ALTI SİGMA, OPERASYONEL MÜKEMMELLİĞE, DOLAYISIYLA VERİMLİLİĞE VE KARLILIĞA ULAŞMAK İÇİN BUGÜNE KADAR UYGULANAN METOD VE SİSTEMLERİN ARASINDA EN BAŞARILISI OLARAK KENDİSİNİ KANITLAMIŞ DURUMDA.
- Neden Altı Sigma?
- İş süreçlerinde değişkenliklerle karşılaşabiliyoruz. Bu değişkenlikleri ortadan kaldırmak üzere klasik istatistiksel yaklaşımların daha ötesine geçecek yaklaşımlara ihtiyacımız var. Değişkenlikleri, salınımları ortadan kaldırmak, “mükemmellik” anlayışımız çerçevesinde süreçlerimizi iyileştirmek, başta üretim olmak üzere kritik bazı süreçlerimizdeki problemlerimizi kalıcı ve radikal bir biçimde çözmek amacıyla Altı Sigma'dan yararlanıyoruz. Sonuçta bu metodoloji, kendini kanıtlamış bir proje yönetimi yaklaşımıdır.
- Ne zaman başladınız?
- Aslında uzun süredir ilgileniyorduk. Uzun yıllara dayalı bir proje yönetimi deneyimimiz de vardı. 1990'lı yıllardan beri sürdüregeldiğimiz kalite yönetimi ve özellikle de Toplam Kalite faaliyetlerimiz bu noktada itici bir güç oldu. Daha basit problem çözme yaklaşımlarının işe yaramadığı problemleri ortadan kaldırmak ve bunu da yaparken daha metodik ve kalıcı bir problem çözme anlayışı oluşturmak ve bunu da yaygınlaştırmak amacıyla Altı Sigma'ya başlamaya karar verdik. Altı Sigma'nın klasik tanımında vardır, “ağacın daha üstündeki meyvaları toplamak” olarak tarifleniyor. Ağacın daha üstündeki daha olgun, daha lezzetli ve toplanması daha zor meyvalara ulaşmak için sistematik bir yaklaşım ihtiyacımız vardı, Altı Sigma bu anlamda tam yerini buldu.
- Nasıl başladınız?
- İlk defa 2003 yılında danışman firma seçim çalışmaları ile başladık ve SPAC firması ile işbirliğine gittik. Sözleşme imzaladık, altyapıyı ve gerekli Altı Sigma organizasyonunu oluşturduk. 1-1,5 ay süren stratejik planlama ve alt yapı çalışmaları ile Altı Sigma Proje Yürütme Kurulu’nu oluşturduk, Sponsor, Koordinatör, Proje Şampiyonları, Kara, Yeşil ve Sarı Kuşak adaylarını belirledik, tüm çalışan, yönetici ve şampiyonlarını, sponsor ve koordinatörü eğittik ve bilinçlendirdik ve böylece 1. Dalga projelerine başlamış olduk.
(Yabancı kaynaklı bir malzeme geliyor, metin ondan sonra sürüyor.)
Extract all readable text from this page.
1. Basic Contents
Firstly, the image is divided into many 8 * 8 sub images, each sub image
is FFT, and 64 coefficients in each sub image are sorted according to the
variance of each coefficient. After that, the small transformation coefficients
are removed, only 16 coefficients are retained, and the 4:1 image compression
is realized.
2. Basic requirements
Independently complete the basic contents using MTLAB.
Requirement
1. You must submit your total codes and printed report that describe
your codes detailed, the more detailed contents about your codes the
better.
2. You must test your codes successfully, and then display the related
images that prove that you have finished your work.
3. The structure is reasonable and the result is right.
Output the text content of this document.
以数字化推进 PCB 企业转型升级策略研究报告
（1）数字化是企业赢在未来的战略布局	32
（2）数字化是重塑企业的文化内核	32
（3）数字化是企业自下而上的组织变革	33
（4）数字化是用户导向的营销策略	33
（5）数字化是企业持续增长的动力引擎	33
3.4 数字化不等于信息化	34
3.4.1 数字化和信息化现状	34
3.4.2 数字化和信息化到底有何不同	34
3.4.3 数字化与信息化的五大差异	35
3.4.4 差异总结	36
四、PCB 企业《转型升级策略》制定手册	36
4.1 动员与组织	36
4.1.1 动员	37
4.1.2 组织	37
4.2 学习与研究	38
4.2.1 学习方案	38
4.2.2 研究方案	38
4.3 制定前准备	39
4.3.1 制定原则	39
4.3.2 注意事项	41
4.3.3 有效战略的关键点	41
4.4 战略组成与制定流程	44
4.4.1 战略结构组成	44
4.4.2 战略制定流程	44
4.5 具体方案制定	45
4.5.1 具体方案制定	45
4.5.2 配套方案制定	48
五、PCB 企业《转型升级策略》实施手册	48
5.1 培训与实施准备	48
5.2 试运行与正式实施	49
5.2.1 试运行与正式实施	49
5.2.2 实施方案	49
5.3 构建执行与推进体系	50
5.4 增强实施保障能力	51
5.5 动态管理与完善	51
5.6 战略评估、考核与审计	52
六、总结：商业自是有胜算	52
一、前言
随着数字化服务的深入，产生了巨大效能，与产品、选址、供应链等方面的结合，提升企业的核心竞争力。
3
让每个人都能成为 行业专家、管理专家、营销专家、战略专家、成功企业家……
- İlk yıl nasıl geçti ve şimdi gelinen durumu nasıl özetlersiniz?
- Her yeni yaklaşımda olduğu gibi Altı Sigma'nın ilk yılında bazı zorluklar yaşadık. Metodolojiyi tanıtmak, çalışanları eğitmek, doğru projeleri seçmek zor bir işti, gerek danışman firmanın ve gerekse de Altı Sigma organizasyon yapımızın konuyu ele alış yöntemlerindeki proaktif yaklaşımla sorunlarımızı çözdük. Zaman zaman “Altı Sigma TKY'nin rakibi midir?” türünden sorulara da doğru cevaplar vermeye çalıştık.
- Peki rakibi mi?
- Kesinlikle hayır. Sonuçta Toplam Kalite, bir felsefe, bir yönetim yaklaşımı. Bu yaklaşım ancak bazı araçlarla kendini gerçekleştiriyor. Altı Sigma bunlardan sadece birisi. Çok önemsediğimiz bir yaklaşım ama TKY'nin rakibi asla değil. EFQM Modeline baktığımızda Altı Sigma'yı 5nci kriterin yani Süreç Yönetimi'nin altına konumlandırmak gerekir. Altı Sigma araçları, Toplam Kalite Yönetimi’nin temel kavramları olan süreç yönetiminine, sürekli iyileştirmeye, takım çalışmasına metodolojik bir yaklaşım, bir çözüm önerisi getirmektedir.
- Bugün geldiğiniz noktayı nasıl özetlersiniz?
- Bugün, 2007 yılı itibarı ile 4ncü kuşak projelerimize başladık. 4 Karakuşak, 51 Sarı Kuşak, 38 Yeşil Kuşak yetiştirdik. Bir arkadaşımızı uzman karakuşak olarak yetiştirmeye çalışıyoruz. Bugüne kadar danışmanlık firması SPAC'in çok desteğini aldık. Amacımız, 2007 sonuna kadar burada da belirli bir olgunluğa erişip, kendi yağı ile kavrulan bir duruma gelmek istiyoruz. Hem daha fazla çalışanımızı Altı Sigma projeleri içerisine çekmek, hem daha fazla sayıda proje yaparak kazanımlarımızı artırmak hem de üretim süreçleri dışındaki süreçlerde de proje geliştirme anlayışımızı pekiştirerek Altı Sigma kültürünü yaygınlaştırmak istiyoruz. Buna yönelik olarak örneğin 2006'da, üretim dışındaki konularda da proje yapmaya gayret ettik, bunu bu şekilde sürdürmek istiyoruz. Ne kadar çok sayıda çalışanımız, ağacın üstündeki meyvalara odaklanırsa sepetimiz o kadar dolu olacaktır, daha önemlisi o kadar sayıda çalışanımızın kişisel gelişimi de üst seviyelere taşınacaktır.
- Kazanımlarınız neler?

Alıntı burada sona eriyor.